Obama Calls for Unity and Equality in Inaugural Speech
President Barack Obama issued an impassioned call for national unity and equality on Monday, warning political "absolutism" must not thwart change and renewal, as he was inaugurated for a second term.
Obama was publicly sworn in for another four White House years before a crowd of hundreds of thousands on Washington's National Mall, and delivered an inaugural address steeped in poetic power and broad hints of his new agenda, AFP reported.
The 44th president repeatedly used the "We the People" preamble to the US Constitution to suggest how to reconcile America's founding truths and the current discord and dysfunction of its embittered political system.
"For now, decisions are upon us, and we cannot afford delay," Obama said.
"We cannot mistake absolutism for principle, or substitute spectacle for politics, or treat name-calling as reasoned debate. We must act, knowing that our work will be imperfect," Obama declared.
Obama's speech was noticeably liberal -- calling for protection for the weak, the poor and those lacking health care and obliquely including a call for gay rights and protection against gun crime for children.
"Our journey is not complete until our gay brothers and sisters are treated like anyone else under the law -- for if we are truly created equal, then surely the love we commit to one another must be equal as well," Obama said.
"Our journey is not complete until we find a better way to welcome the striving, hopeful immigrants who still see America as a land of opportunity.
"Our journey is not complete until all our children, from the streets of Detroit to the hills of Appalachia to the quiet lanes of Newtown, know that they are cared for, and cherished, and always safe from harm."
The president also said that American security did not require "perpetual war" and promised to base American global leadership on dialogue, firm alliances but not to cede the threat of the use of force.
"We will defend our people and uphold our values through strength of arms and rule of law," Obama said.
"We will show the courage to try and resolve our differences with other nations peacefully -- not because we are naïve about the dangers we face, but because engagement can more durably lift suspicion and fear."
And Obama also vowed the meet the threat of global warming, despite skepticism on climate change from some Republican foes, and political barriers to taking serious action.
Obama earlier raised his right hand and rested his left on Bibles once owned by Martin Luther King and Abraham Lincoln, on an outdoor platform set on the West Front of the US Capitol building and below its elegant white dome.
"I Barack Hussein Obama ..." the 44th president said, vowing to faithfully execute his office and to "preserve, protect and defend the constitution," led in the oath of office by black-robed Chief Justice John Roberts.
The president was earlier announced with a peal of trumpets and walked down the steps from the iconic building to a huge cheers of "Obama, Obama" from a vast crowd stretching into the distance down the National Mall below.
Obama, his smile beaming wide, appeared more relaxed than at his first inauguration four years ago, when he took office as an untested and inexperienced leader as an economic depression threatened.

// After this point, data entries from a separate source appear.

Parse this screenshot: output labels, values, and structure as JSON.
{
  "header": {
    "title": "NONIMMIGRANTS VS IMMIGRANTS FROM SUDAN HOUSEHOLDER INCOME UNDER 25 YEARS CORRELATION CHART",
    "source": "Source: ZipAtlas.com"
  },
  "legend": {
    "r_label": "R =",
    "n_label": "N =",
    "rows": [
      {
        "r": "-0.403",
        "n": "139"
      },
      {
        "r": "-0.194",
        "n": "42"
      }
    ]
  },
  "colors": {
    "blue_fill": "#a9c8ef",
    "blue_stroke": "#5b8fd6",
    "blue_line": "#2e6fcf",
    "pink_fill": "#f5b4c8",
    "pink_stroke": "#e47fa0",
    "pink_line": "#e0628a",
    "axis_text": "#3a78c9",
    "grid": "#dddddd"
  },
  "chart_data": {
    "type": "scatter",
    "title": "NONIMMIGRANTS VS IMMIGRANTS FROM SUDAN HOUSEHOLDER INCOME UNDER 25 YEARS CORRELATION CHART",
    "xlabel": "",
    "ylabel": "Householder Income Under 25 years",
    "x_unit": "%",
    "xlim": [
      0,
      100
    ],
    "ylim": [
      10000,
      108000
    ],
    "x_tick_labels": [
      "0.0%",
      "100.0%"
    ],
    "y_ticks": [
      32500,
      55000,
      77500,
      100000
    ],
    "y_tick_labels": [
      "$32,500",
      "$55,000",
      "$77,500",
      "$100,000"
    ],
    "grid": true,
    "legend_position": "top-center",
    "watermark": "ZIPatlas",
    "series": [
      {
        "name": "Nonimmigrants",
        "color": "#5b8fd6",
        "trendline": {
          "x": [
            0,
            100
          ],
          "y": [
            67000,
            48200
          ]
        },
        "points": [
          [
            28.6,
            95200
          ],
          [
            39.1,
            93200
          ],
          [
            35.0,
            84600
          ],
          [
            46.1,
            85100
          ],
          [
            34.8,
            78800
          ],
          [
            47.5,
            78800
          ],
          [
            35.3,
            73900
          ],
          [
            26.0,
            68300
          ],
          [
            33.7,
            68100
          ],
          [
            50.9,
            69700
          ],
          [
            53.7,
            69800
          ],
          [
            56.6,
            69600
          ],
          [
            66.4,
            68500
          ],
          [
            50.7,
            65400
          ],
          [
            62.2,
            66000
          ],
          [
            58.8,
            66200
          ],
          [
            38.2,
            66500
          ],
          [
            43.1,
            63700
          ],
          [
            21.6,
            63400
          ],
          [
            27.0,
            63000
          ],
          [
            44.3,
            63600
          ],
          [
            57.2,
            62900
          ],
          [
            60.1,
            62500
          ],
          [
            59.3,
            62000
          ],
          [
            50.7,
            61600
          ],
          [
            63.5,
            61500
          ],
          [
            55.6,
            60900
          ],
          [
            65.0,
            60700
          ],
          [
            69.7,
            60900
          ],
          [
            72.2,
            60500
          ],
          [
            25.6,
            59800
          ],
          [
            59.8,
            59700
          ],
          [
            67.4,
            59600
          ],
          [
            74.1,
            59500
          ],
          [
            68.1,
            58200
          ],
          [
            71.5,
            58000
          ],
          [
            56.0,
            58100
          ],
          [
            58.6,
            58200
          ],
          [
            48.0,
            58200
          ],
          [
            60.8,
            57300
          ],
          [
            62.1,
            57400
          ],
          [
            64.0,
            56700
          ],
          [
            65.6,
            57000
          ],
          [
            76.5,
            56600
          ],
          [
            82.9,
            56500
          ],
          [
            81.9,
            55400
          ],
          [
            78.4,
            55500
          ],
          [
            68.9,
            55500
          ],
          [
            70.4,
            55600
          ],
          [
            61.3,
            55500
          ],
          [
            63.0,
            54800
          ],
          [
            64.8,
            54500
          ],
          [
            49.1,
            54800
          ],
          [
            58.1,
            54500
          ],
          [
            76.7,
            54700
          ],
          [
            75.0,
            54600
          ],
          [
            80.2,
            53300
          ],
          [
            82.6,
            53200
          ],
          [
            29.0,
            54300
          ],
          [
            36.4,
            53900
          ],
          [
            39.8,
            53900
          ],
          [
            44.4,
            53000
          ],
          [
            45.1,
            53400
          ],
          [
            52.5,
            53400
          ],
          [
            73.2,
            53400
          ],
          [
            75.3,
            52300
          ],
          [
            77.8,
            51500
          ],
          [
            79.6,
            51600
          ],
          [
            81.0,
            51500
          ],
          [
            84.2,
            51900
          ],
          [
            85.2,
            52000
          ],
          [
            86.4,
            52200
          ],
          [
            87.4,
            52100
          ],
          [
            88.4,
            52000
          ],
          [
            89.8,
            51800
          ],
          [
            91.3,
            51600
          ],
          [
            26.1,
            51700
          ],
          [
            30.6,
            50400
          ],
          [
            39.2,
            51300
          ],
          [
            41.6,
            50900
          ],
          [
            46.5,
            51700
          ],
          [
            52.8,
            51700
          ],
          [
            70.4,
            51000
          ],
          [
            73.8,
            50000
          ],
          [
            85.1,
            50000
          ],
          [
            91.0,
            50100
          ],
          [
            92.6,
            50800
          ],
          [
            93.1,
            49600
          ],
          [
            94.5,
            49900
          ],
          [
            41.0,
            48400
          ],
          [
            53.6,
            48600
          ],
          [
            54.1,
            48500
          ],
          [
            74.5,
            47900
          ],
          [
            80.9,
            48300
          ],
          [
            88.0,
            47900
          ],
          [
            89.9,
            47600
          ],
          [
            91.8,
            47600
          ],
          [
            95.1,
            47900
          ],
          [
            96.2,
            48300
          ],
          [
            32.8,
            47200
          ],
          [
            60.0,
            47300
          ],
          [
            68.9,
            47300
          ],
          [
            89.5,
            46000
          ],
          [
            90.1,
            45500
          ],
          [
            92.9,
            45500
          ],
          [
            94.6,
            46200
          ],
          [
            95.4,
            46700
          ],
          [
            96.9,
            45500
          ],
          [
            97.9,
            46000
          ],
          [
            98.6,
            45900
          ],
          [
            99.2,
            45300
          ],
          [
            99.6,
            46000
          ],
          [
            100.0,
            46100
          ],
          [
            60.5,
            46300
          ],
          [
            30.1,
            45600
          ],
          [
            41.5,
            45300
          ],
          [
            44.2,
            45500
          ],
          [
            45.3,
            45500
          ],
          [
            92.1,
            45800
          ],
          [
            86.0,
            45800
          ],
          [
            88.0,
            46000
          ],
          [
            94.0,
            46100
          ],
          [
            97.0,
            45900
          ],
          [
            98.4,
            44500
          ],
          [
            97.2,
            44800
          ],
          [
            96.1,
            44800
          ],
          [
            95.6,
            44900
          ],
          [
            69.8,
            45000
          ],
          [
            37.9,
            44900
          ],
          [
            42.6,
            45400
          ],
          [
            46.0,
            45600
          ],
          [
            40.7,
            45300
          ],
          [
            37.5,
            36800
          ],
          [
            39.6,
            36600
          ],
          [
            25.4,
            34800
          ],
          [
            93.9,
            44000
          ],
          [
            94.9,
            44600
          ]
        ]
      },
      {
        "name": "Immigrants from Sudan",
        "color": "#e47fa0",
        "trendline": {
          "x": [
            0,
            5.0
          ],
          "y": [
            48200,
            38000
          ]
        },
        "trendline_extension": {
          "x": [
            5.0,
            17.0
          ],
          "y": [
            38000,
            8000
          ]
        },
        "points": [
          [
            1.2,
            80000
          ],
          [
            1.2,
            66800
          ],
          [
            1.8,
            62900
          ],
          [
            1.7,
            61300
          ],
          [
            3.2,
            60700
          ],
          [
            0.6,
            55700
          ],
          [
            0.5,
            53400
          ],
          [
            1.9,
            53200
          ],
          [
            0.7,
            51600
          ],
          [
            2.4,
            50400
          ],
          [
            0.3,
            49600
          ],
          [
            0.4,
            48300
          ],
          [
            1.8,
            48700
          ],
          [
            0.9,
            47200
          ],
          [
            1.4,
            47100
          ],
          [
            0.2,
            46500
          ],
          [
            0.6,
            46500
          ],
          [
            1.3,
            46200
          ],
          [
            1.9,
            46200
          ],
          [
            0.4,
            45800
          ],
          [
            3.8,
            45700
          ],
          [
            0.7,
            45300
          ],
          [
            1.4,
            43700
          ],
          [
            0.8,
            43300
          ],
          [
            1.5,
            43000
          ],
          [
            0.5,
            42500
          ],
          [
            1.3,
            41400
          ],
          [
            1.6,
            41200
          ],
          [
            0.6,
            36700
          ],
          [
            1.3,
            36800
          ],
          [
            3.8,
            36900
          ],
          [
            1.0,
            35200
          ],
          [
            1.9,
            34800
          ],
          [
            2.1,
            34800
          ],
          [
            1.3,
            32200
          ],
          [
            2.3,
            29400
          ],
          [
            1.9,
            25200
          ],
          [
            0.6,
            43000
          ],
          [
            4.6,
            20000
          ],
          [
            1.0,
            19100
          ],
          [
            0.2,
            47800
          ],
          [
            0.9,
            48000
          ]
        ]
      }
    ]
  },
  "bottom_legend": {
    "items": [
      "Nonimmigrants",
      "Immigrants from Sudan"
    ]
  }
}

The president, the first African American to hold the office, launched his second term with a private swearing-in ceremony on Sunday, before basking in the full pomp of his office with public celebrations Monday.
Bundled-up Obama supporters had trekked into town to join snaking lines for Secret Service checkpoints guarding a steel-fenced secure zone around the White House and the inaugural parade route.
Armored military vehicles and parked buses blocked major roads, as part of a security vice which included air and river exclusion zones, road closures and a heavy presence of police and National Guard reserve troops.
Though the mood was festive, as revelers crammed into coffee shops and subway trains heading downtown, Obama's second inauguration lacked the sense of historic promise and hope that greeted his first term in 2009.
Dignitaries, including former Democratic presidents Jimmy Carter and Bill Clinton, and Secretary of State Hillary Clinton, took their seats on a platform at the West Front of the Capitol.
One Obama supporter, the Reverend Ruddie Mingo, 54, donated time and money to the president's winning campaign against Republican Mitt Romney, and said inaugural festivities were less mobbed than four years ago.
"My hope is that his next four years we can get more stuff accomplished on both sides," he said.
Obama's political brand has been damaged by an exhausting first term battling the worst economic storm in decades and brutal partisan warfare with his Republican rivals, notably over taxes and spending.
When he returns to politics, Obama, 51, has a legacy to defend, including a historic health care law and a retrenchment from draining wars abroad, and he is vowing to make good on the promise of a fairer economy.
Obama took the oath for a first time Sunday in a private ceremony at the White House because the constitution states that US presidential terms end at noon on January 20.
When that date falls on a Sunday, there is a private swearing-in ceremony before public celebrations and a second oath taking the next day.
Poignantly, Obama took his second, second term oath of office on the federal holiday marking civil rights pioneer King's birthday.
In another historic echo, Obama was the second president to be sworn in four times -- thanks to the Roberts stumble in 2009 and his double oath duty this year, joining Democratic icon Franklin Roosevelt.